On March 20, 2015, the Eastern District of California ruled in United States ex rel. Doe v. Biotronik, Inc., that defendant Biotronik Inc.’s attorneys did not have to turn over their billing records to the relator and his counsel, who sought those records claiming they were relevant to prove the reasonableness of their own fees.  No. 2:09-cv-3617-KJM-EFB, 2015 WL 1291371 (E.D. Cal. Mar. 20, 2015).  The False Claims Act (FCA) entitles successful relators to “receive an amount for reasonable expenses . . . plus reasonable attorneys’ fees and costs.” 31 U.S.C. § 3730(d).

The complaint in Biotronik alleged violations of the FCA based on kickbacks and off-label uses and billing.  The United States intervened and effected a settlement.  The parties agreed that the relator was entitled to fees and costs — at issue was whether discovery of defense attorneys’ fees and billing records was relevant to determining the reasonableness of relator’s attorneys’ fees.

The Ninth Circuit uses the lodestar method in analyzing attorneys’ fees, and has held that comparing the hours of the prevailing and losing parties is “a useful guide.”  Democratic Party of Washington State v. Reed, 388 F.3d 1281, 1287 (9th Cir. 2004).  The Biotronik court explained that the standard for reasonable attorneys’ fees is based on “how many hours were reasonably expended on the litigation, and then multiply those hours by the prevailing local rate for an attorney of the skill required to perform the litigation.”

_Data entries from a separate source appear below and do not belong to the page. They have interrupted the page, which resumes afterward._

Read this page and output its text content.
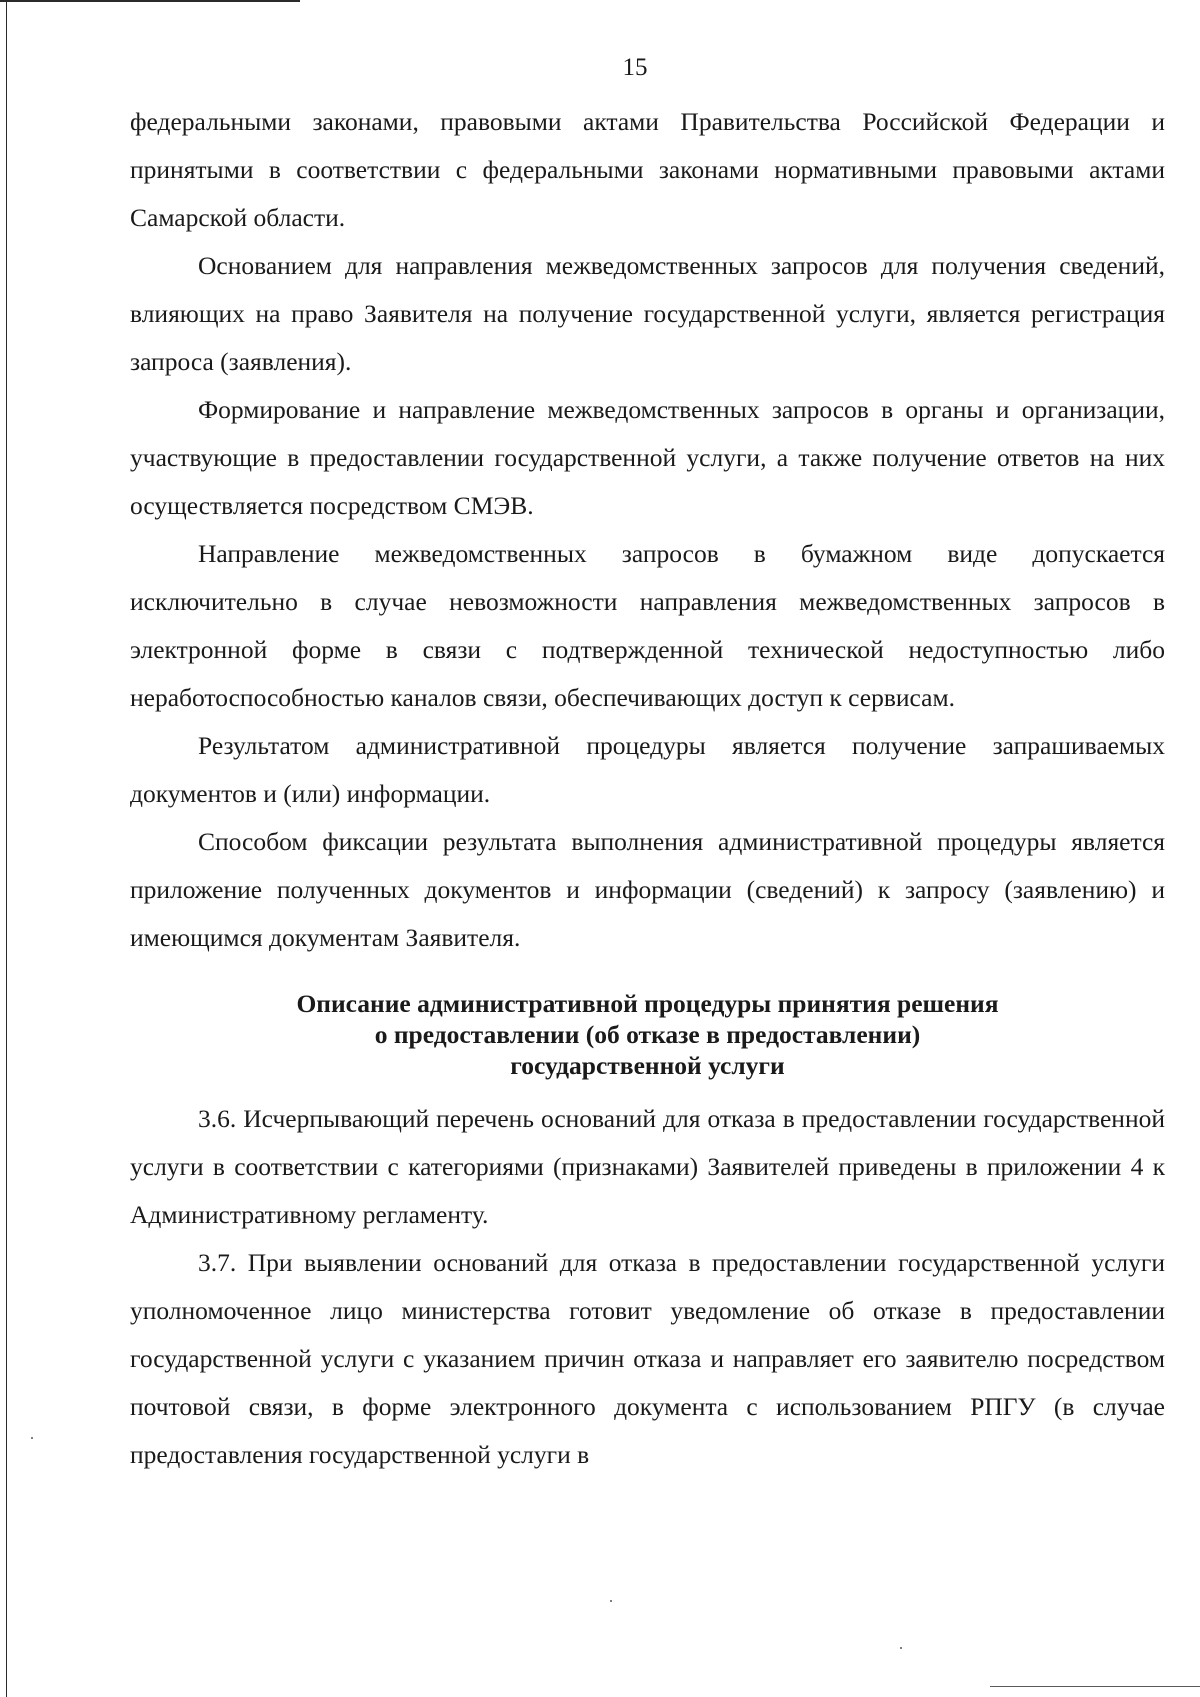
15

федеральными законами, правовыми актами Правительства Российской Федерации и принятыми в соответствии с федеральными законами нормативными правовыми актами Самарской области.

Основанием для направления межведомственных запросов для получения сведений, влияющих на право Заявителя на получение государственной услуги, является регистрация запроса (заявления).

Формирование и направление межведомственных запросов в органы и организации, участвующие в предоставлении государственной услуги, а также получение ответов на них осуществляется посредством СМЭВ.

Направление межведомственных запросов в бумажном виде допускается исключительно в случае невозможности направления межведомственных запросов в электронной форме в связи с подтвержденной технической недоступностью либо неработоспособностью каналов связи, обеспечивающих доступ к сервисам.

Результатом административной процедуры является получение запрашиваемых документов и (или) информации.

Способом фиксации результата выполнения административной процедуры является приложение полученных документов и информации (сведений) к запросу (заявлению) и имеющимся документам Заявителя.

Описание административной процедуры принятия решения
о предоставлении (об отказе в предоставлении)
государственной услуги

3.6. Исчерпывающий перечень оснований для отказа в предоставлении государственной услуги в соответствии с категориями (признаками) Заявителей приведены в приложении 4 к Административному регламенту.

3.7. При выявлении оснований для отказа в предоставлении государственной услуги уполномоченное лицо министерства готовит уведомление об отказе в предоставлении государственной услуги с указанием причин отказа и направляет его заявителю посредством почтовой связи, в форме электронного документа с использованием РПГУ (в случае предоставления государственной услуги в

The court ruled that while Biotronik’s attorneys had to provide their hourly rates, as those were “part of the universe of data from which one would determine the range for rates charged in this district by experienced and qualified attorneys to litigate cases of this nature,” they did not have to share their billing records for the litigation.  This was because Biotronik did not contest the reasonableness of the number of hours the relator’s lawyers spent on any particular task.  Instead, Biotronik claimed that the relator was unable to collect fees for (1) any time that was vaguely described or block-billed; and (2) any time spent on issues on which the relator did not prevail (as defined by reference to the settlement agreement).  The court found that, absent an argument that the time the relator’s counsel spent was unreasonable, “comparing the amount of time [defense counsel] spent on this case or on any particular tasks has no bearing on the pending fee petitions.”

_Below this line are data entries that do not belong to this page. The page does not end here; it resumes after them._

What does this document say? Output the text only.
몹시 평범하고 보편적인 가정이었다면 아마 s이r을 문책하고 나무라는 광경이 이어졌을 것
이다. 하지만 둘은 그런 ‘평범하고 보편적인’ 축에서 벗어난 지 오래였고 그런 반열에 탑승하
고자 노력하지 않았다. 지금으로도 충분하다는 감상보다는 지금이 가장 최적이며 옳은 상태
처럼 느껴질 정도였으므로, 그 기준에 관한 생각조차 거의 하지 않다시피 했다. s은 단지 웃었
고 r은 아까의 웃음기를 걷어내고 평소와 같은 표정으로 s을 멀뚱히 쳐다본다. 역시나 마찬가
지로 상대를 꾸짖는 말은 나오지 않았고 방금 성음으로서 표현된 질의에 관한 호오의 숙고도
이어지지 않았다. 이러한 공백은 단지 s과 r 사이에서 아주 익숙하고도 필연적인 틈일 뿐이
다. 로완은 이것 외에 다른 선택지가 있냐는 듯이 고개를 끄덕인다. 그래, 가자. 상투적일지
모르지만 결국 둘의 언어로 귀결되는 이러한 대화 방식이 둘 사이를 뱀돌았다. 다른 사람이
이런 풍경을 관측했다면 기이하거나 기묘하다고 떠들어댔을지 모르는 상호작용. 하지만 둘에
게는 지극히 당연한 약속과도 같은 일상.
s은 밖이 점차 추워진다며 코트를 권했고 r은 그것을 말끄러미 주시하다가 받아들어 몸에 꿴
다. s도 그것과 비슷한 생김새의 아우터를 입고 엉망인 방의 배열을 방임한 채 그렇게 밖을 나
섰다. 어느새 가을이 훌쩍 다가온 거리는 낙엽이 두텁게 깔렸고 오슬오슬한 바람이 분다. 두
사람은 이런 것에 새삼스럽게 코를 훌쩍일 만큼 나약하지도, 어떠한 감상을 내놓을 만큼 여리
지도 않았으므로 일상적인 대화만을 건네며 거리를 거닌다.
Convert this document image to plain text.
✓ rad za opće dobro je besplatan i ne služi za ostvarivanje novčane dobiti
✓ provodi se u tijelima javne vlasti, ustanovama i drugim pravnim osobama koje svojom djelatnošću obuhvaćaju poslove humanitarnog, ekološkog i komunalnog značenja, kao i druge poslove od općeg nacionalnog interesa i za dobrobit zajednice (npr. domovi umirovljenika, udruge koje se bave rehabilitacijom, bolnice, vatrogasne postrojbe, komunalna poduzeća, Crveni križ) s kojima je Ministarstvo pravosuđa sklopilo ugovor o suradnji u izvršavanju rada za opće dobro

This case is notable against a landscape where legal fees incurred by FCA defendants are increasingly under scrutiny.  FCA defendants face fee-related litigation, or face media demands in states with open records laws that enable journalists to obtain defense counsel billing data.  While Biotronik has no impact on the latter category, it underscores the fact that, depending on the position of a challenge to a relator’s fees, billing records reflecting attorneys’ fees incurred by FCA defendants may be deemed irrelevant.